Are NDAs legally enforceable

Business NDAs are routinely enforced in Oregon. It’s important to remember, however, that these documents need to be correctly drafted if they are to be legally binding. They may be set aside in situations in which the courts find them to be excessively wide in their scope. For instance, if you have an employee sign an NDA that bars them indefinitely from using the knowledge they gain working at your company, the courts may consider the agreement non-binding. An agreement that runs for a specific period of time, on the other hand, would be enforceable.

Businesses need to create NDAs tailored specifically to their requirements, rather than use generic NDAs. Including a list of examples can help make these documents legally valid.

What do you include in an NDA?

NDAs don’t need to be complicated and all-encompassing to be enforceable.
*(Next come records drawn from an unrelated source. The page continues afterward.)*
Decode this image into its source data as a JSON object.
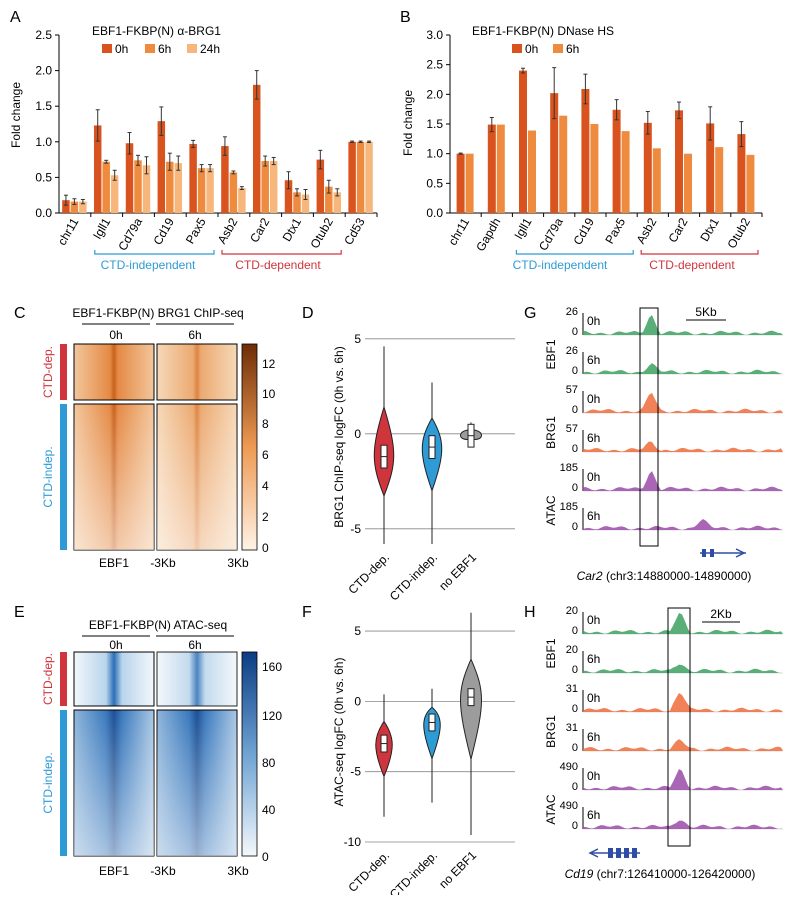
{
  "panels": {
    "A": {
      "letter": "A",
      "title": "EBF1-FKBP(N) α-BRG1",
      "ylabel": "Fold change",
      "legend": [
        "0h",
        "6h",
        "24h"
      ],
      "groups": [
        "CTD-independent",
        "CTD-dependent"
      ]
    },
    "B": {
      "letter": "B",
      "title": "EBF1-FKBP(N) DNase HS",
      "ylabel": "Fold change",
      "legend": [
        "0h",
        "6h"
      ],
      "groups": [
        "CTD-independent",
        "CTD-dependent"
      ]
    },
    "C": {
      "letter": "C",
      "title": "EBF1-FKBP(N) BRG1 ChIP-seq",
      "cols": [
        "0h",
        "6h"
      ],
      "rows": [
        "CTD-dep.",
        "CTD-indep."
      ],
      "xlabels": [
        "EBF1",
        "-3Kb",
        "3Kb"
      ],
      "scale": [
        "12",
        "10",
        "8",
        "6",
        "4",
        "2",
        "0"
      ]
    },
    "D": {
      "letter": "D",
      "ylabel": "BRG1 ChIP-seq logFC (0h vs. 6h)"
    },
    "E": {
      "letter": "E",
      "title": "EBF1-FKBP(N) ATAC-seq",
      "cols": [
        "0h",
        "6h"
      ],
      "rows": [
        "CTD-dep.",
        "CTD-indep."
      ],
      "xlabels": [
        "EBF1",
        "-3Kb",
        "3Kb"
      ],
      "scale": [
        "160",
        "120",
        "80",
        "40",
        "0"
      ]
    },
    "F": {
      "letter": "F",
      "ylabel": "ATAC-seq logFC (0h vs. 6h)"
    },
    "G": {
      "letter": "G",
      "scalebar": "5Kb",
      "gene": "Car2",
      "coords": "(chr3:14880000-14890000)",
      "tracks": [
        {
          "factor": "EBF1",
          "max": "26",
          "time": "0h"
        },
        {
          "factor": "",
          "max": "26",
          "time": "6h"
        },
        {
          "factor": "BRG1",
          "max": "57",
          "time": "0h"
        },
        {
          "factor": "",
          "max": "57",
          "time": "6h"
        },
        {
          "factor": "ATAC",
          "max": "185",
          "time": "0h"
        },
        {
          "factor": "",
          "max": "185",
          "time": "6h"
        }
      ]
    },
    "H": {
      "letter": "H",
      "scalebar": "2Kb",
      "gene": "Cd19",
      "coords": "(chr7:126410000-126420000)",
      "tracks": [
        {
          "factor": "EBF1",
          "max": "20",
          "time": "0h"
        },
        {
          "factor": "",
          "max": "20",
          "time": "6h"
        },
        {
          "factor": "BRG1",
          "max": "31",
          "time": "0h"
        },
        {
          "factor": "",
          "max": "31",
          "time": "6h"
        },
        {
          "factor": "ATAC",
          "max": "490",
          "time": "0h"
        },
        {
          "factor": "",
          "max": "490",
          "time": "6h"
        }
      ]
    }
  },
  "colors": {
    "c0h": "#D9531E",
    "c6h": "#EE8B3E",
    "c24h": "#F7B77C",
    "blue": "#2E9BD6",
    "red": "#D0343D",
    "green": "#3DA160",
    "orange": "#EF6B3A",
    "purple": "#9A4BA8"
  },
  "chart_data": [
    {
      "type": "bar",
      "panel": "A",
      "title": "EBF1-FKBP(N) α-BRG1",
      "ylabel": "Fold change",
      "ylim": [
        0,
        2.5
      ],
      "yticks": [
        "0.0",
        "0.5",
        "1.0",
        "1.5",
        "2.0",
        "2.5"
      ],
      "categories": [
        "chr11",
        "Igll1",
        "Cd79a",
        "Cd19",
        "Pax5",
        "Asb2",
        "Car2",
        "Dtx1",
        "Otub2",
        "Cd53"
      ],
      "series": [
        {
          "name": "0h",
          "values": [
            0.18,
            1.23,
            0.98,
            1.29,
            0.97,
            0.94,
            1.8,
            0.46,
            0.75,
            1.0
          ],
          "errors": [
            0.07,
            0.22,
            0.15,
            0.2,
            0.05,
            0.13,
            0.2,
            0.12,
            0.13,
            0.01
          ]
        },
        {
          "name": "6h",
          "values": [
            0.16,
            0.72,
            0.74,
            0.72,
            0.63,
            0.57,
            0.73,
            0.29,
            0.37,
            1.0
          ],
          "errors": [
            0.04,
            0.02,
            0.07,
            0.12,
            0.05,
            0.02,
            0.07,
            0.05,
            0.09,
            0.01
          ]
        },
        {
          "name": "24h",
          "values": [
            0.16,
            0.53,
            0.67,
            0.7,
            0.63,
            0.35,
            0.73,
            0.26,
            0.29,
            1.0
          ],
          "errors": [
            0.03,
            0.07,
            0.12,
            0.1,
            0.05,
            0.02,
            0.05,
            0.07,
            0.05,
            0.01
          ]
        }
      ]
    },
    {
      "type": "bar",
      "panel": "B",
      "title": "EBF1-FKBP(N) DNase HS",
      "ylabel": "Fold change",
      "ylim": [
        0,
        3.0
      ],
      "yticks": [
        "0.0",
        "0.5",
        "1.0",
        "1.5",
        "2.0",
        "2.5",
        "3.0"
      ],
      "categories": [
        "chr11",
        "Gapdh",
        "Igll1",
        "Cd79a",
        "Cd19",
        "Pax5",
        "Asb2",
        "Car2",
        "Dtx1",
        "Otub2"
      ],
      "series": [
        {
          "name": "0h",
          "values": [
            1.0,
            1.49,
            2.4,
            2.02,
            2.09,
            1.74,
            1.52,
            1.73,
            1.51,
            1.33
          ],
          "errors": [
            0.01,
            0.12,
            0.04,
            0.43,
            0.25,
            0.17,
            0.19,
            0.14,
            0.28,
            0.21
          ]
        },
        {
          "name": "6h",
          "values": [
            1.0,
            1.49,
            1.39,
            1.64,
            1.5,
            1.38,
            1.09,
            1.0,
            1.11,
            0.98
          ]
        }
      ]
    },
    {
      "type": "violin",
      "panel": "D",
      "ylabel": "BRG1 ChIP-seq logFC (0h vs. 6h)",
      "ylim": [
        -5.8,
        6.2
      ],
      "yticks": [
        "5",
        "0",
        "-5"
      ],
      "categories": [
        "CTD-dep.",
        "CTD-indep.",
        "no EBF1"
      ],
      "medians": [
        -1.2,
        -0.7,
        -0.1
      ]
    },
    {
      "type": "violin",
      "panel": "F",
      "ylabel": "ATAC-seq logFC (0h vs. 6h)",
      "ylim": [
        -10,
        6
      ],
      "yticks": [
        "5",
        "0",
        "-5",
        "-10"
      ],
      "categories": [
        "CTD-dep.",
        "CTD-indep.",
        "no EBF1"
      ],
      "medians": [
        -3.0,
        -1.5,
        0.3
      ]
    }
  ]
}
Rather, reasonably narrow restrictions tend to come with greater enforceability. Businesses, in general, include many of the following clauses in their NDAs. It would make sense to work with an attorney at business law to draw up a document that is meaningful for your situation.

Naming the parties involved: This is a simple description of the business that aims to protect itself, and the persons or entities that are required to maintain confidentiality.

A definition of the information to be protected: It’s important to carefully think about what specific kinds of information are to be guarded, and to name them.

Exclusions: NDAs often include descriptions of the things considered non-confidential — skills learned while on the job, information that is widely known, and so on.

An end date: Open-ended NDAs that appear to require nondisclosure for an indefinite period of time can be unenforceable. The courts require NDAs to be reasonable in this area, even if reasonableness isn’t a precisely defined concept.

Many businesses possess unique ideas, insights, or technologies that give them an upper hand in their industry. A non-disclosure agreement could help you protect your business in these areas. It’s important, however, to make sure that such an agreement is correctly drafted. Not only does working with a business law attorney make sense, doing so could help you identify potential oversights in your NDAs, as well.